Well since this was a premade crust in the pizza kit it was fairly easy... I went 225 and smoked it for about an hour... checked on it and let it go for another 30 or 40 min... crust was perfect (now i was farily intoxicated, so don quote me on those exact times LOL... I would deff check it after and hour, but i am 90% sure i went about a total of 1hr 45min @ 225)... next one will be done w/ a homemade dough... im thinking of putting the dough in the oven on high heat for about 10 min let it cool so it is stiff enough to go right on my grate...


----------



## hdsmoke (Jun 11, 2010)

You mean you tend to drink when you smoke?  I dont believe it! 

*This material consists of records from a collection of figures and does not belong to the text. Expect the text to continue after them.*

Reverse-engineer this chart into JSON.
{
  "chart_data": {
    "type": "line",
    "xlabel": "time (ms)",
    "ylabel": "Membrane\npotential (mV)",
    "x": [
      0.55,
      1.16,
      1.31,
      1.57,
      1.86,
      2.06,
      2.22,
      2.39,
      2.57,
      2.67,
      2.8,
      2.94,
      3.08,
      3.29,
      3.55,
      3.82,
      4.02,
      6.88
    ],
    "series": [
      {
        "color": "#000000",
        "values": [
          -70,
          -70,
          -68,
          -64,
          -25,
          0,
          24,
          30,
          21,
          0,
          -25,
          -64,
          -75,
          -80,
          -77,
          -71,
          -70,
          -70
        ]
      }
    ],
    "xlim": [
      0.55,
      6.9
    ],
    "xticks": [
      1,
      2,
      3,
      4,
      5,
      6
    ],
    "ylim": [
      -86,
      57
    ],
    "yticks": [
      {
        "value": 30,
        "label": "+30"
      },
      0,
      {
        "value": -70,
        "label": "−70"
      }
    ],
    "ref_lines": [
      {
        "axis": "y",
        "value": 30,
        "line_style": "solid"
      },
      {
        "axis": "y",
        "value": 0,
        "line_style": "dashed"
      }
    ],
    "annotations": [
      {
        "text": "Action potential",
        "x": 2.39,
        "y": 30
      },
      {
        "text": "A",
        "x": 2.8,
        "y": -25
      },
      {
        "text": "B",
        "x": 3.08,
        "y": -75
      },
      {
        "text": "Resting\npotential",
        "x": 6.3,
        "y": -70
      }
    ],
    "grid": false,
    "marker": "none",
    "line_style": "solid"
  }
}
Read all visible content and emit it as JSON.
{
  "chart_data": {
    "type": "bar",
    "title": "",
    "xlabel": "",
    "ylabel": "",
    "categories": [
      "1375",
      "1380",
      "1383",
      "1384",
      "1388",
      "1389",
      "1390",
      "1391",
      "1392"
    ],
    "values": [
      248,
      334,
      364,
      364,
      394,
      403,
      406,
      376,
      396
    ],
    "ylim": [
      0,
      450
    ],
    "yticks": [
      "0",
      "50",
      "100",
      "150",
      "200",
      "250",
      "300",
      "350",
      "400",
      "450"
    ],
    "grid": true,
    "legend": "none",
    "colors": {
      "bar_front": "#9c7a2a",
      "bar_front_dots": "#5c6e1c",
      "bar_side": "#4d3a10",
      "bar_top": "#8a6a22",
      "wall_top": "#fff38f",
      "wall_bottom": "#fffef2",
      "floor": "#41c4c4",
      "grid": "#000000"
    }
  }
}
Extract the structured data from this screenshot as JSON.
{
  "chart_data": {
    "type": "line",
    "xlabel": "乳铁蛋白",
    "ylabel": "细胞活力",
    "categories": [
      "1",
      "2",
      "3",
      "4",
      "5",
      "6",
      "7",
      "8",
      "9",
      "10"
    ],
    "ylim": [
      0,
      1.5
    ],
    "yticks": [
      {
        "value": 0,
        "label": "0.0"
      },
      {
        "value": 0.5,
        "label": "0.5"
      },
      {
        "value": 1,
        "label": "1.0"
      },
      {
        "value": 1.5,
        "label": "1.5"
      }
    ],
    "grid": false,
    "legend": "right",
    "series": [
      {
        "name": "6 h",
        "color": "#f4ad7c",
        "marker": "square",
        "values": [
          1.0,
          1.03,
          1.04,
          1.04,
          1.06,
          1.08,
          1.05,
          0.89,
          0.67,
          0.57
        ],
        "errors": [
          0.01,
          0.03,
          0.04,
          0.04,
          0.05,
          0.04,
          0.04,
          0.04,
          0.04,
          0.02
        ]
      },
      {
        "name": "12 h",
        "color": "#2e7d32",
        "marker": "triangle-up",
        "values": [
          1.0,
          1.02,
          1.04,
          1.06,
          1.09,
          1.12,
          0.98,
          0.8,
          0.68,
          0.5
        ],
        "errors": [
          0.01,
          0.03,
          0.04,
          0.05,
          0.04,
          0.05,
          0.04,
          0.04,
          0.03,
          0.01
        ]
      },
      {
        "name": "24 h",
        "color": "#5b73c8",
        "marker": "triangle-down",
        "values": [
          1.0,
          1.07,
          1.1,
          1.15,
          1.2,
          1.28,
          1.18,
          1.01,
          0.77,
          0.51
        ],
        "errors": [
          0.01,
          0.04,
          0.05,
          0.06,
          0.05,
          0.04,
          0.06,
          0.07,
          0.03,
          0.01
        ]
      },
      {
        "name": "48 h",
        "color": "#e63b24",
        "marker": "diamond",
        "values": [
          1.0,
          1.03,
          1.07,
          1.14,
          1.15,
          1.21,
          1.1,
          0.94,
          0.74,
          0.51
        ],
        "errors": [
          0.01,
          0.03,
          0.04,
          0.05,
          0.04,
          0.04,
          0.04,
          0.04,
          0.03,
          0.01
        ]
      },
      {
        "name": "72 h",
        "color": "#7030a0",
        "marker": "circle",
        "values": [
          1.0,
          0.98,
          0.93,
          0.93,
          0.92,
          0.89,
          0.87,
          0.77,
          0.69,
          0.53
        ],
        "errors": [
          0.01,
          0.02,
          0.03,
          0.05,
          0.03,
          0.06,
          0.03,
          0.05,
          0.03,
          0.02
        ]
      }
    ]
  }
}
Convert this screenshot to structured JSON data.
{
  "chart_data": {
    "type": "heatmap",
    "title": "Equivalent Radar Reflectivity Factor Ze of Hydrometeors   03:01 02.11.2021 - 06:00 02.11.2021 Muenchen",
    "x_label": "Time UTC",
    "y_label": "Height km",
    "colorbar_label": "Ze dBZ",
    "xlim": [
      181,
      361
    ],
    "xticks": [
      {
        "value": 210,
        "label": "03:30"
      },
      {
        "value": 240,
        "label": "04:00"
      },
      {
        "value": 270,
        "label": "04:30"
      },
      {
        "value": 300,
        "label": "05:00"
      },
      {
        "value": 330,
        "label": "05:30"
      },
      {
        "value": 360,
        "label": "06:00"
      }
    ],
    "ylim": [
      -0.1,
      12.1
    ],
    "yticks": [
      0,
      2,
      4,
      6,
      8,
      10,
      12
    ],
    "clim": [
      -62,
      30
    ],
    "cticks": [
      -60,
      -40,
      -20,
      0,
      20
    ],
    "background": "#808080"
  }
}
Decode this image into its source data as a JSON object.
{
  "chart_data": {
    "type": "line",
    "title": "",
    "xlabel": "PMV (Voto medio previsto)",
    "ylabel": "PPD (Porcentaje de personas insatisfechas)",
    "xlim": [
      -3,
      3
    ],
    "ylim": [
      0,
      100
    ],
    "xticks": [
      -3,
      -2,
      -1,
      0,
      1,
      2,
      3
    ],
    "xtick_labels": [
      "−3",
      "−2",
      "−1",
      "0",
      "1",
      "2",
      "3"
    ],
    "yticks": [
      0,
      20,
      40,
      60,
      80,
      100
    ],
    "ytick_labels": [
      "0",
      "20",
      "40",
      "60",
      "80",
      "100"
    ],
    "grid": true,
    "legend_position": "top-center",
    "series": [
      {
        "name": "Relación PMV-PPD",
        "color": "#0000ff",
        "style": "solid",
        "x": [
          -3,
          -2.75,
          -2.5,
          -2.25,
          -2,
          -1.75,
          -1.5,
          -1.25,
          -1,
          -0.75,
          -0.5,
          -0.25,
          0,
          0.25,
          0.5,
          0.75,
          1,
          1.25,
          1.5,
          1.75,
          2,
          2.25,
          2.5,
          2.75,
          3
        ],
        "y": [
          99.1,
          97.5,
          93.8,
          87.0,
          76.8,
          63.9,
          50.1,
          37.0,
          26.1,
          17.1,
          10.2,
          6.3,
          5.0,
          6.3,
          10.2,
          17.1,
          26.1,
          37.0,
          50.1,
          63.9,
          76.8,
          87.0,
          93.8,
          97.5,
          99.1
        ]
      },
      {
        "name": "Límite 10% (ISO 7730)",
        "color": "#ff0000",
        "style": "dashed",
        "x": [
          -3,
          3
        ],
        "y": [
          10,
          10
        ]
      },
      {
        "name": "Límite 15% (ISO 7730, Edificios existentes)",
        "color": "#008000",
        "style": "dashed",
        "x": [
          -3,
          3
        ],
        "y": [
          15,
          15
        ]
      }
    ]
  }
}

Temp was more was what i was wondering.  I wondered if you went all the way up  to oven temp or kept it down at smoking temp.  I have seen it done on here both ways.  I have a WSM and was thinking about doing it either with no water in the pan, or with no pan at all to get it a little hotter to crisp things up.  Oh well...im sure even a test run will taste good!


----------



## smokin relaxin steve (Jun 11, 2010)

LOL!!! Beer & Me... noooooooooo

Yeah it was kind of an experiment... i kept the water pan... and it wanted to do it long enough to get the smoke flavor... Im thinking if i went with a fresh made (non pre-cooked) dough i would have def hit it with a hire (oven-like) temp...

 


HDsmoke said:


> You mean you tend to drink when you smoke?  I dont believe it!
> 
> Temp was more was what i was wondering.  I wondered if you went all the way up  to oven temp or kept it down at smoking temp.  I have seen it done on here both ways.  I have a WSM and was thinking about doing it either with no water in the pan, or with no pan at all to get it a little hotter to crisp things up.  Oh well...im sure even a test run will taste good!


----------